Wanderlust and Wonder

  1. Off the Beaten Path Joan Miles and Jerry Wells and their spouses have traveled on several continents—sometimes together, traveling lightly, exploring out-of-the-way places, staying flexible and finding ways to stretch budgets. Pick up some of their travel tips and share some of yours. Both longtime Helenans, they agree with Mark Twain, “Travel is fatal to prejudice, bigotry, and narrow-mindedness, and many of our people need it sorely on these accounts.”
  1. For the Birds After his retirement from 30 years with Montana Fish, Wildlife and Parks, Bob Martinka has become an avid birder and photographer, traveling throughout Montana, the US, and to numerous countries to pursue these interests. If you are interested in birding, this is the conversation for you—What do I need? Where should I go? A recent study revealed bird populations are declining in North America; it’s time to pick up those binoculars and go!

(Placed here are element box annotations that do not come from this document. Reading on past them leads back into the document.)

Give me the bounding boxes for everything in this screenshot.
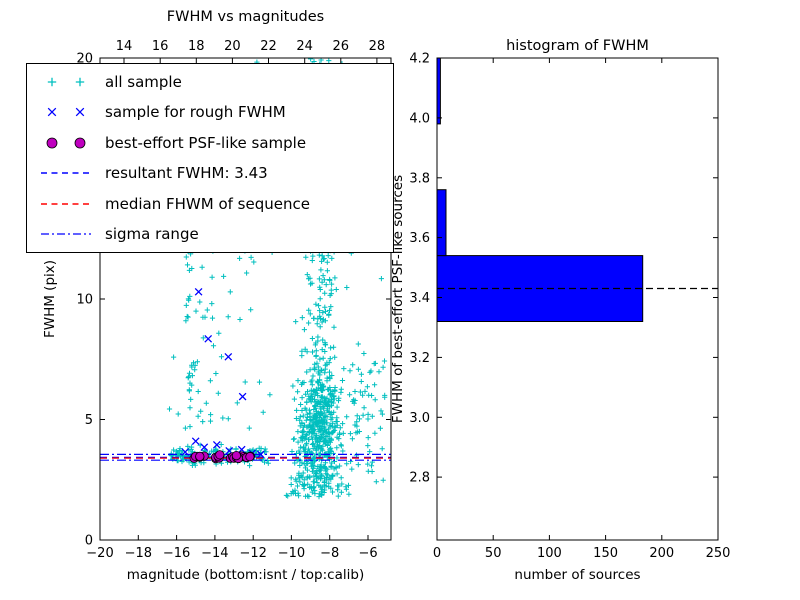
y-tick-label: 10 [76,293,93,308]
y-tick-label: 3.0 [409,411,430,426]
left-plot-xlabel: magnitude (bottom:isnt / top:calib) [127,567,364,583]
y-tick-label: 4.0 [409,111,430,126]
x-tick-label: −18 [125,546,152,561]
top-x-tick-label: 26 [333,39,350,54]
legend-marker-blue-dashdot-line [41,233,91,235]
legend-marker-blue-dashed-line [41,172,91,174]
left-plot-ylabel: FWHM (pix) [42,260,58,338]
x-tick-label: 100 [537,546,562,561]
top-x-tick-label: 24 [296,39,313,54]
legend-item: all sample [37,72,383,92]
top-x-tick-label: 16 [152,39,169,54]
x-tick-label: −10 [278,546,305,561]
rough-fwhm-markers [181,224,265,459]
x-tick-label: 250 [706,546,731,561]
plus-icon [47,77,57,87]
dot-icon [46,137,58,149]
x-icon [75,108,85,117]
legend-item-label: all sample [105,73,182,91]
legend-item: sigma range [37,224,383,244]
top-x-tick-label: 14 [116,39,133,54]
y-tick-label: 5 [85,413,93,428]
x-icon [47,108,57,117]
y-tick-label: 3.4 [409,291,430,306]
y-tick-label: 2.8 [409,471,430,486]
histogram-bars [436,57,644,323]
x-tick-label: −12 [239,546,266,561]
x-tick-label: −6 [358,546,377,561]
dot-icon [74,137,86,149]
histogram-bar [436,189,447,257]
psf-like-marker [245,452,255,462]
left-plot: −20 −18 −16 −14 −12 −10 −8 −6 14 16 18 20 22 24 26 28 0 5… [42,9,392,583]
legend-box: all sample sample for rough FWHM best-effo… [26,63,394,253]
psf-like-marker [215,450,225,460]
top-x-tick-label: 18 [188,39,205,54]
x-tick-label: −16 [163,546,190,561]
x-tick-label: −14 [201,546,228,561]
top-x-tick-label: 20 [224,39,241,54]
legend-item: resultant FWHM: 3.43 [37,163,383,183]
legend-marker-cyan-plus-pair [47,77,85,87]
top-x-tick-label: 22 [260,39,277,54]
legend-marker-blue-x-pair [47,108,85,117]
legend-item: best-effort PSF-like sample [37,133,383,153]
legend-item-label: sigma range [105,224,199,243]
right-axes-frame [436,57,719,541]
y-tick-label: 3.6 [409,231,430,246]
legend-marker-red-dashed-line [41,202,91,205]
right-plot-title: histogram of FWHM [506,38,649,54]
y-tick-label: 3.8 [409,171,430,186]
legend-item-label: sample for rough FWHM [105,103,286,122]
left-plot-title: FWHM vs magnitudes [167,9,324,25]
legend-item-label: resultant FWHM: 3.43 [105,164,268,183]
y-tick-label: 0 [85,534,93,549]
y-tick-label: 20 [76,52,93,67]
legend-marker-magenta-dot-pair [46,137,86,149]
x-tick-label: 150 [593,546,618,561]
x-tick-label: 50 [485,546,502,561]
y-tick-label: 4.2 [409,52,430,67]
legend-item-label: best-effort PSF-like sample [105,133,307,152]
x-tick-label: 200 [649,546,674,561]
right-plot-xlabel: number of sources [514,567,640,583]
x-tick-label: 0 [433,546,441,561]
top-x-tick-label: 28 [369,39,386,54]
psf-like-marker [195,451,205,461]
legend-item: median FHWM of sequence [37,194,383,214]
psf-like-marker [231,450,241,461]
series-psf-like [189,450,255,464]
series-rough-fwhm [181,224,265,459]
right-plot-ylabel: FWHM of best-effort PSF-like sources [390,175,406,423]
y-tick-label: 3.2 [409,351,430,366]
right-plot: 0 50 100 150 200 250 2.8 3.0 3.2 3.4 3.6 3.8 4.0 4.2 h… [390,38,730,583]
x-tick-label: −20 [86,546,113,561]
histogram-bar [436,57,441,125]
plus-icon [75,77,85,87]
legend-item: sample for rough FWHM [37,102,383,122]
legend-item-label: median FHWM of sequence [105,194,310,213]
x-tick-label: −8 [320,546,339,561]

  1. CBD—Miracle Drug or Snake Oil CBD is all the rage. The non-intoxicating extract is used by some as treatment for myriad medical issues, but it is produced without any regulation which raises concerns. Marah Connole is a mental health professional who incorporates holistic health and nutrition in her practice. With masters’ degrees in Clinical Health Psychology and Nutrition, she keeps up with the latest research in treatment modalities.  Ask Marah about this elixir from the “weed from the devil’s garden.” 
  2. Buried Treasure For this discussion you will be transported back 250 million years…then fast forwarded to the last ice age for a lively discussion about fossils and meteorites—what they are, how they formed and where to find them. Fossil collector Robert Worthy will share over 45 (a mere portion of his collection) different kinds of fossils from around the world, along with his passion for natural history and exploring the mystifying secrets of the world.